THE NIGHT SKY CAN BE THE PERFECT CANVAS FOR ASTROPHOTOGRAPHY. BUT TO EXPLORE DARK SKIES, YOU NEED TO LEAVE THE GLOW OF THE CITY BEHIND.
GALAXIES, GLOBULAR CLUSTERS, the Milky Way, Perseid meteor showers. The night sky is a celestial frontier ripe for exploration—or for simply craning your neck skyward and staring into the cosmos. With light pollution and dense population in urban centers, increasingly starry skies are impossible to see in any detail. And all that light pollution can wreak havoc on nocturnal ecology, from turtle hatchlings to migrating birds.

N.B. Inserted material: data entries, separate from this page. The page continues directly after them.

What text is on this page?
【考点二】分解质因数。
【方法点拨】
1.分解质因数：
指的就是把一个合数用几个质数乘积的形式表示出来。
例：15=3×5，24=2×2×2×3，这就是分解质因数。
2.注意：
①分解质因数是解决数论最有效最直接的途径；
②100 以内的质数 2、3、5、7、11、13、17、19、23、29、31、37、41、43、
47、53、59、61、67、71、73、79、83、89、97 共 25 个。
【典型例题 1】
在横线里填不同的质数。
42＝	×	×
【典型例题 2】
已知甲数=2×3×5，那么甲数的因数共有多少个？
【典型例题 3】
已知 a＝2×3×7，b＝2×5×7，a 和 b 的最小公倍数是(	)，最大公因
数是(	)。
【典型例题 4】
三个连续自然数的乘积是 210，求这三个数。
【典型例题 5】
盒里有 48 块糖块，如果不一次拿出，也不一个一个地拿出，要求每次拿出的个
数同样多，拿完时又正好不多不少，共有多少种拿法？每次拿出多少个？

To see the sky in all its star-studded glory, you need to travel to destinations with low population and little artificial light sources—ideally in places with high elevation and low humidity. Colorado is home to 10 International Dark Sky Association (IDA) parks and five IDA communities. With Colorado Stargazing: Experience the Night (colorado.com/coloradostargazing), you can journey on a self-guided tour of darksky destinations and find star parties and stargazing festivals. Meanwhile, the state of Utah leads the world in dark sky preservation with 24 IDA-designated Dark Sky Places. In destinations like Capitol Reef, Moab and Bryce Canyon, Venus and Jupiter shine bright enough to cast your shadow on the Earth.
A ziggurat in Crestone, Colorado. PHOTO BY PETER ISMERT/ COURTESY OF COLORADO STARGAZING
Located in the San Luis Valley, not far from Great Sand Dunes National Park & Preserve, Crestone is filled with ashrams, temples, stupas and even a ziggurat (shown here). It’s a spiritual center for various religions, and some say it’s one of the highest energy centers in the U.S. Crestone, with a population of 144, earned IDA certification as a Dark Sky Community in 2021.
Cuchara, Colorado. PHOTO BY SCOT MANGOLD/COURTESY OF COLORADO STARGAZING
Cuchara Mountain Park is one of the best places to stargaze near this mountain town on the eastern slopes of the Sangre de Cristos. Every June, the Rocky Mountain Star Stare (rmss.org), an annual star party 30 years running, is staged in a meadow an hour north of here.
Great Sand Dunes National Park. PHOTO BY MICHAEL VER SPRILL/ISTOCK
Certified as an IDA park in 2019, Great Sand Dunes National Park (nps.gov/grsa) is Colorado’s most whimsical place to stargaze. Hike into the shifting dunes and watch the sky come alive against the backdrop of the Sangre de Cristos, which shelter the park from the glow of Colorado’s Front Range cities.
Bryce Canyon National Park. PHOTO COURTESY OF VISIT UTAH
Utah’s Bryce Canyon National Park (nps.gov/brca), celebrating its 100-year anniversary, hosts a star party every June with telescope viewing, astronomers talks and even an after-dark string quartet. Framed by red rock hoodoos, some 7,500 stars can be seen on a moonless night in the park. To sleep under the stars, glamp in a safari-style tent at Under Canvas Bryce Canyon (undercanvas.com), 15 minutes down the road.
Westcliffe and Silver Cliff. PHOTO BY LARS LEBER/COURTESY OF COLORADO STARGAZING
These two south-central Colorado towns, located a mile apart in the Wet Mountain Valley, were the state’s first International Dark Sky Community. Here you can watch the unfolding drama of the night sky at the Smokey Jack Observatory (darkskiescolorado.org), which has a retractable roof and telescopes, including a 14-inch Schmidt-Cassegrain.